I believe it to be relevant because I think it refutes the claim that tax breaks for the highest earners stimulate job creation, the "rising tide lifts all boats" philosophy, variously termed supply-side or trickledown economics when it was previously employed during the Reagan-Bush years. If this were the case, one would expect the upward trend in CEO pay and the general growth in the holdings of the very wealthiest Americans to parallel similar gains in employment and worker pay. But this seems to be the opposite of the trends we actually see.

 In fact, so far the results of this administration's application of supply-side remedies for the stalled economy would seem to agree with predictions made based on the results of that previous era, that is to say high deficits, recession and an overall bleak job picture. These results can be obscured (as they were in the Reagan years) by statistics showing overall growth in the economy; which only confers advantage on the average worker if that money does indeed trickle down. This is why I find the numbers on worker pay to be a better measure of general economic prosperity than unemployment, although either is more relevant to most of us than the GNP.

 With more people out of work or underemployed, rising health care costs, more and more of us uninsured, and the Baby Boom reaching retirement age, demands placed on social programs are bound to increase. Yet there is substantially less money than before to fund those programs. As for the private sector, the same logic applies: the pressure placed on private health plans by an aging population will mean that the portion of those insured who are still earning wages while incurring relatively lower medical expenses will have to pick up the slack.

 The statistics on job loss would seem to indicate that skilled, relatively high-paying jobs (such as those represented in the software stat) as well as unskilled, lower-paying jobs are leaving the country.
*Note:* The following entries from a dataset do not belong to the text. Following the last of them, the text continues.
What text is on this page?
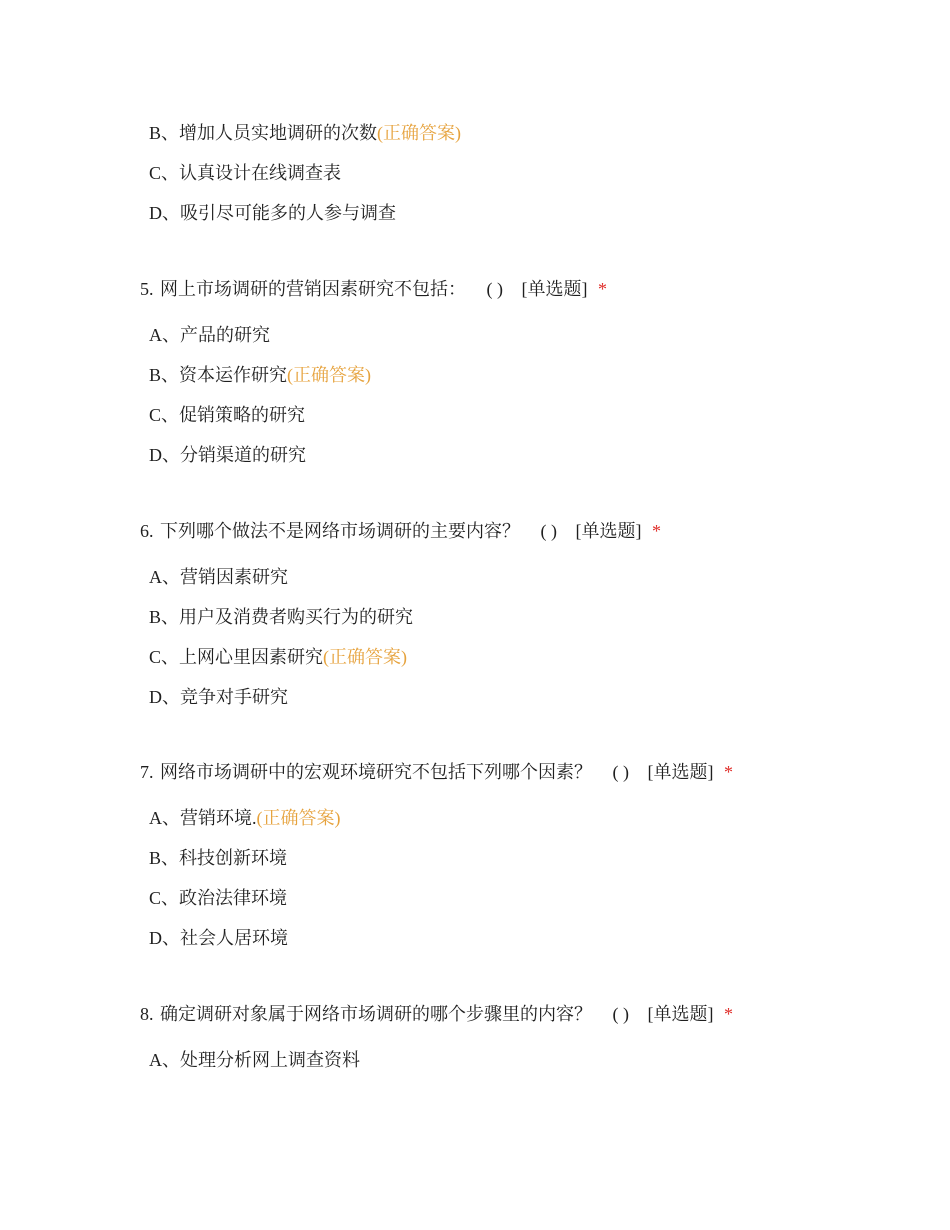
B、增加人员实地调研的次数(正确答案)
C、认真设计在线调查表
D、吸引尽可能多的人参与调查
5. 网上市场调研的营销因素研究不包括： ( ) [单选题] *
A、产品的研究
B、资本运作研究(正确答案)
C、促销策略的研究
D、分销渠道的研究
6. 下列哪个做法不是网络市场调研的主要内容？ ( ) [单选题] *
A、营销因素研究
B、用户及消费者购买行为的研究
C、上网心里因素研究(正确答案)
D、竞争对手研究
7. 网络市场调研中的宏观环境研究不包括下列哪个因素？ ( ) [单选题] *
A、营销环境.(正确答案)
B、科技创新环境
C、政治法律环境
D、社会人居环境
8. 确定调研对象属于网络市场调研的哪个步骤里的内容？ ( ) [单选题] *
A、处理分析网上调查资料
The example of India is of interest because India's rise as a tech center corresponds to an agressive program of education adopted there a generation ago to train more workers in these skills. At the same time, spending for education here has languished. Here again it seems that as the need for investment in education becomes even more pressing, the funding to provide that education will be less available .
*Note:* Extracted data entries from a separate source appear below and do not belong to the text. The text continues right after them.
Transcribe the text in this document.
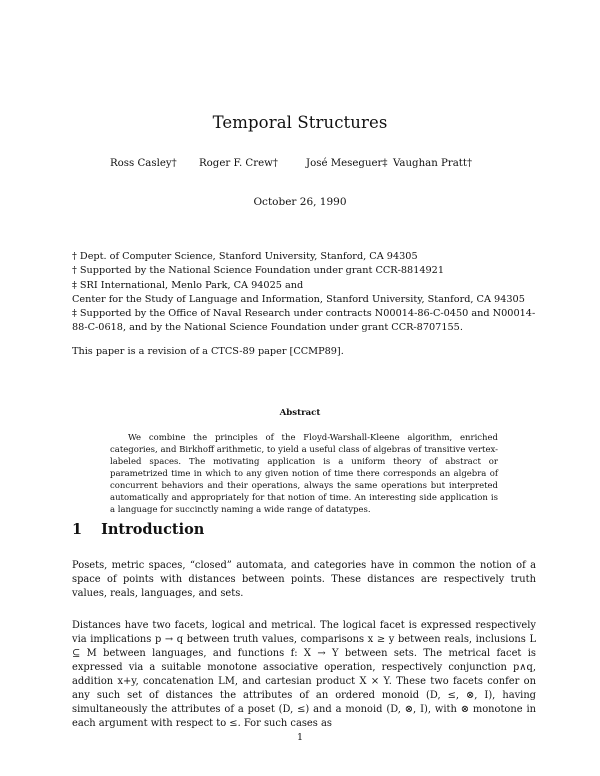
Temporal Structures
Ross Casley† Roger F. Crew†	José Meseguer‡ Vaughan Pratt†
October 26, 1990

† Dept. of Computer Science, Stanford University, Stanford, CA 94305

† Supported by the National Science Foundation under grant CCR-8814921

‡ SRI International, Menlo Park, CA 94025 and

Center for the Study of Language and Information, Stanford University, Stanford, CA 94305

‡ Supported by the Office of Naval Research under contracts N00014-86-C-0450 and N00014-88-C-0618, and by the National Science Foundation under grant CCR-8707155.

This paper is a revision of a CTCS-89 paper [CCMP89].
Abstract
We combine the principles of the Floyd-Warshall-Kleene algorithm, enriched categories, and Birkhoff arithmetic, to yield a useful class of algebras of transitive vertex-labeled spaces. The motivating application is a uniform theory of abstract or parametrized time in which to any given notion of time there corresponds an algebra of concurrent behaviors and their operations, always the same operations but interpreted automatically and appropriately for that notion of time. An interesting side application is a language for succinctly naming a wide range of datatypes.
1 Introduction

Posets, metric spaces, “closed” automata, and categories have in common the notion of a space of points with distances between points. These distances are respectively truth values, reals, languages, and sets.

Distances have two facets, logical and metrical. The logical facet is expressed respectively via implications p → q between truth values, comparisons x ≥ y between reals, inclusions L ⊆ M between languages, and functions f: X → Y between sets. The metrical facet is expressed via a suitable monotone associative operation, respectively conjunction p∧q, addition x+y, concatenation LM, and cartesian product X × Y. These two facets confer on any such set of distances the attributes of an ordered monoid (D, ≤, ⊗, I), having simultaneously the attributes of a poset (D, ≤) and a monoid (D, ⊗, I), with ⊗ monotone in each argument with respect to ≤. For such cases as

1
 To answer another point posed by the same commenter, I understand that the president has limited control over the economy. I also recognize that many of these trends extend beyond the term of the current administration. However, I do believe that the policy decisions made by an administration have an effect. I don't believe that a ship captain is responsible for the weather, only for steering through it.

A further note:
 I am not a statistician. Therefore, the most persuasive evidence I see for the state of the economy are based on my own observations, and what I've observed is this: A sharp rise in the people-I-notice-sleeping-in-doorways Index, a precipitous climb in the boarded-up-storefronts Average and a gigantic leap in the people-around-me-who-have-been-downsized Indicators.

Posted by flamingbanjo at September 13, 2004 07:46 PM
Comments

Re: "A further note:"

Heh.

Those are the lyrics to the song that will make you famous. Seriously. Write it now.